Don't forget the globe itself
The eyeball is its own little world. In a child, a calcified intraocular mass should put retinoblastoma at the top of the list — calcium is the classic clue, and it's exactly why CT earns a look. In an adult, a mass arising from the back wall of the globe raises uveal melanoma. And the humble retinal detachment shows up as a tented, V-shaped membrane inside the globe, with its point anchored at the optic disc.

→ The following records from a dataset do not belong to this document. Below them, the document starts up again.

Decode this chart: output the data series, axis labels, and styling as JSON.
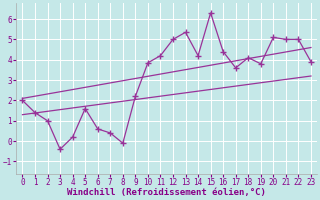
{
  "title": "",
  "xlabel": "Windchill (Refroidissement éolien,°C)",
  "ylabel": "",
  "bg_color": "#c5e8e8",
  "grid_color": "#ffffff",
  "line_color": "#993399",
  "xlim": [
    -0.5,
    23.5
  ],
  "ylim": [
    -1.6,
    6.8
  ],
  "xticks": [
    0,
    1,
    2,
    3,
    4,
    5,
    6,
    7,
    8,
    9,
    10,
    11,
    12,
    13,
    14,
    15,
    16,
    17,
    18,
    19,
    20,
    21,
    22,
    23
  ],
  "yticks": [
    -1,
    0,
    1,
    2,
    3,
    4,
    5,
    6
  ],
  "line1_x": [
    0,
    1,
    2,
    3,
    4,
    5,
    6,
    7,
    8,
    9,
    10,
    11,
    12,
    13,
    14,
    15,
    16,
    17,
    18,
    19,
    20,
    21,
    22,
    23
  ],
  "line1_y": [
    2.0,
    1.4,
    1.0,
    -0.4,
    0.2,
    1.6,
    0.6,
    0.4,
    -0.1,
    2.2,
    3.85,
    4.2,
    5.0,
    5.35,
    4.2,
    6.3,
    4.4,
    3.6,
    4.1,
    3.8,
    5.1,
    5.0,
    5.0,
    3.9
  ],
  "line2_x": [
    0,
    23
  ],
  "line2_y": [
    1.3,
    3.2
  ],
  "line3_x": [
    0,
    23
  ],
  "line3_y": [
    2.1,
    4.6
  ],
  "tick_fontsize": 5.5,
  "xlabel_fontsize": 6.5
}
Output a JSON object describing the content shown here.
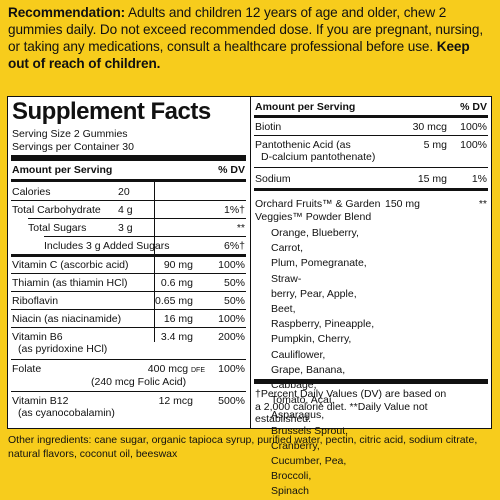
{
  "recommendation": {
    "lead": "Recommendation:",
    "text": "Adults and children 12 years of age and older, chew 2 gummies daily. Do not exceed recommended dose. If you are pregnant, nursing, or taking any medications, consult a healthcare professional before use.",
    "warning": "Keep out of reach of children."
  },
  "facts": {
    "title": "Supplement Facts",
    "serving_size": "Serving Size 2 Gummies",
    "servings_per_container": "Servings per Container 30",
    "header_left": "Amount per Serving",
    "header_right": "% DV",
    "left_rows": [
      {
        "name": "Calories",
        "amount": "20",
        "dv": ""
      },
      {
        "name": "Total Carbohydrate",
        "amount": "4 g",
        "dv": "1%†"
      },
      {
        "name": "Total Sugars",
        "amount": "3 g",
        "dv": "**"
      },
      {
        "name": "Includes 3 g Added Sugars",
        "amount": "",
        "dv": "6%†"
      },
      {
        "name": "Vitamin C (ascorbic acid)",
        "amount": "90 mg",
        "dv": "100%"
      },
      {
        "name": "Thiamin (as thiamin HCl)",
        "amount": "0.6 mg",
        "dv": "50%"
      },
      {
        "name": "Riboflavin",
        "amount": "0.65 mg",
        "dv": "50%"
      },
      {
        "name": "Niacin (as niacinamide)",
        "amount": "16 mg",
        "dv": "100%"
      },
      {
        "name": "Vitamin B6",
        "sub": "(as pyridoxine HCl)",
        "amount": "3.4 mg",
        "dv": "200%"
      },
      {
        "name": "Folate",
        "amount": "400 mcg",
        "amount_suffix": "DFE",
        "dv": "100%",
        "sub2": "(240 mcg Folic Acid)"
      },
      {
        "name": "Vitamin B12",
        "sub": "(as cyanocobalamin)",
        "amount": "12 mcg",
        "dv": "500%"
      }
    ],
    "right_header_left": "Amount per Serving",
    "right_header_right": "% DV",
    "right_rows": [
      {
        "name": "Biotin",
        "amount": "30 mcg",
        "dv": "100%"
      },
      {
        "name": "Pantothenic Acid (as",
        "sub": "D-calcium pantothenate)",
        "amount": "5 mg",
        "dv": "100%"
      },
      {
        "name": "Sodium",
        "amount": "15 mg",
        "dv": "1%"
      }
    ],
    "blend": {
      "name_line1": "Orchard Fruits™ & Garden",
      "name_line2": "Veggies™ Powder Blend",
      "amount": "150 mg",
      "dv": "**",
      "ingredients": [
        "Orange, Blueberry, Carrot,",
        "Plum, Pomegranate, Straw-",
        "berry, Pear, Apple, Beet,",
        "Raspberry, Pineapple,",
        "Pumpkin, Cherry, Cauliflower,",
        "Grape, Banana, Cabbage,",
        "Tomato, Açaí, Asparagus,",
        "Brussels Sprout, Cranberry,",
        "Cucumber, Pea, Broccoli,",
        "Spinach"
      ]
    },
    "footnote": [
      "†Percent Daily Values (DV) are based on",
      "a 2,000 calorie diet. **Daily Value not",
      "established."
    ]
  },
  "other_ingredients": "Other ingredients: cane sugar, organic tapioca syrup, purified water, pectin, citric acid, sodium citrate, natural flavors, coconut oil, beeswax"
}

Localize first, label second. Globe, intraconal, extraconal, or muscle cone — naming the compartment is most of the diagnosis, and it turns a scary list of eponyms into a short, sensible menu.
When you're stuck on the bigger picture of how these studies are acquired and reviewed, the approach to the neck CT covers the scaffolding the orbit sits within. But for the orbit specifically: respect the fat, place the lesion, and never let a frozen, bulging, painful eye wait its turn.